INTRODUCTION: Self-inflicted burn injuries lead to physical, psychological, and economic consequences not only to the victims but also to their families and the society. The prevalence of this type of accident varies greatly throughout the existing literatures. This study aimed to analyze the epidemiological profile, behavior, and lethality rate in patients with self-inflicted burn injuries who received treatment in a burn unit, as a way to contribute to the effective intervention to minimize the effects of risk factors and behaviors associated with this type of accident.
METHOD: We conducted a retrospective study in which we analyzed medical records of patients hospitalized in the burn unit of Asa Norte's Regional Hospital, DF, Brazil, during the period between January 2008 and December 2012.
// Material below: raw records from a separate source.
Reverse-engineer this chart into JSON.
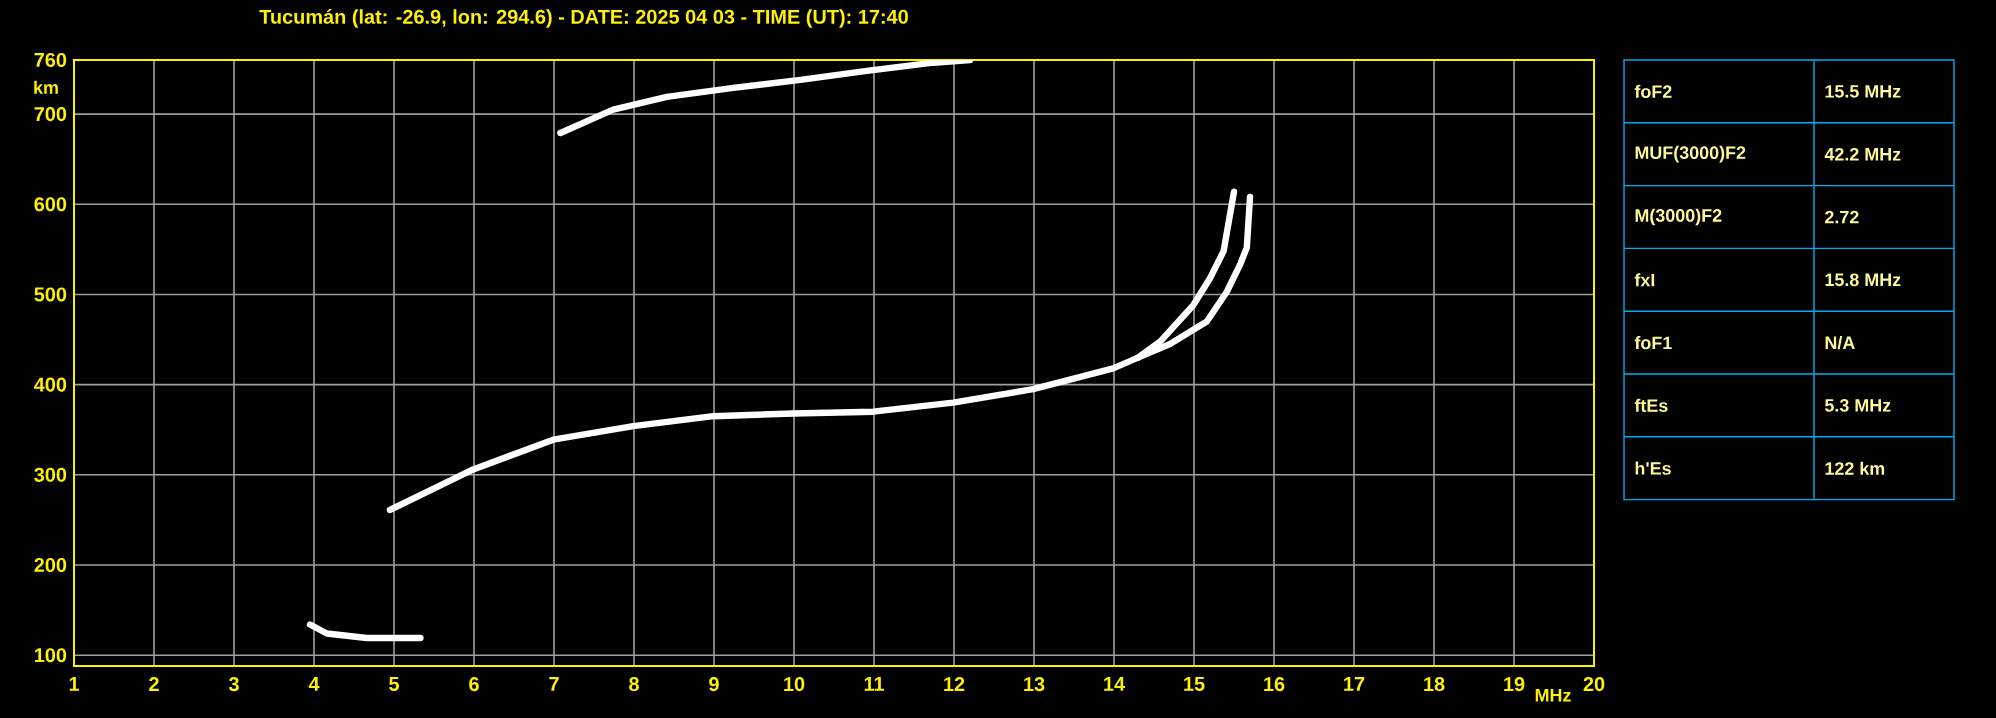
{
  "chart_data": [
    {
      "type": "line",
      "title": "Tucumán (lat: -26.9, lon: 294.6) - DATE: 2025 04 03 - TIME (UT): 17:40",
      "xlabel": "MHz",
      "ylabel": "km",
      "xlim": [
        1,
        20
      ],
      "ylim": [
        88,
        760
      ],
      "xticks": [
        1,
        2,
        3,
        4,
        5,
        6,
        7,
        8,
        9,
        10,
        11,
        12,
        13,
        14,
        15,
        16,
        17,
        18,
        19,
        20
      ],
      "yticks": [
        100,
        200,
        300,
        400,
        500,
        600,
        700,
        760
      ],
      "grid": true,
      "marker": "none",
      "line_style": "solid",
      "series": [
        {
          "color": "#ffffff",
          "x": [
            3.95,
            4.16,
            4.66,
            5.33
          ],
          "values": [
            134,
            124,
            119,
            119
          ]
        },
        {
          "color": "#ffffff",
          "x": [
            4.95,
            5.99,
            6.99,
            7.99,
            8.99,
            9.99,
            10.99,
            11.99,
            12.99,
            13.99,
            14.3,
            14.58,
            14.99,
            15.2,
            15.37,
            15.5
          ],
          "values": [
            261,
            306,
            339,
            354,
            365,
            368,
            370,
            380,
            395,
            418,
            430,
            448,
            488,
            518,
            548,
            614
          ]
        },
        {
          "color": "#ffffff",
          "x": [
            14.3,
            14.7,
            15.16,
            15.41,
            15.58,
            15.66,
            15.7
          ],
          "values": [
            430,
            445,
            470,
            503,
            534,
            552,
            608
          ]
        },
        {
          "color": "#ffffff",
          "x": [
            7.08,
            7.74,
            8.41,
            9.24,
            10.08,
            10.91,
            11.74,
            12.2
          ],
          "values": [
            679,
            705,
            719,
            729,
            738,
            748,
            757,
            760
          ]
        }
      ]
    },
    {
      "type": "other",
      "annotations": [
        "foF2",
        "15.5 MHz",
        "MUF(3000)F2",
        "42.2 MHz",
        "M(3000)F2",
        "2.72",
        "fxI",
        "15.8 MHz",
        "foF1",
        "N/A",
        "ftEs",
        "5.3 MHz",
        "h'Es",
        "122 km"
      ]
    }
  ]
}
RESULTS: The study sample consisted of 88 patients with self-inflicted burn injuries, of whom 54.5% were female, with a mean age of 33 years and mean burned body surface area of 36%. The mean hospitalization time was 23 days. Open flame was the etiological agent in 97.7% of the burn cases, and alcohol was the accelerating agent in 68.2% of these cases. The lethality rate was 32.9%. Sixty patients had comorbidities, with psychiatric disorders and alcoholism being the most common.
CONCLUSION: The patients with self-inflicted burn injuries were generally women, with a mean age of 33 years, who used alcohol as accelerating agent. The mean body surface area affected was 36%. Of the patients, 32.9% had associated psychiatric disorders. The lethality rate was 32.9%. From a social perspective, public measures should be established to detect potential patients in order to administer appropriate therapies.
Keywords: Burn injuries; Self-destructive behavior; Suicide; Burn units.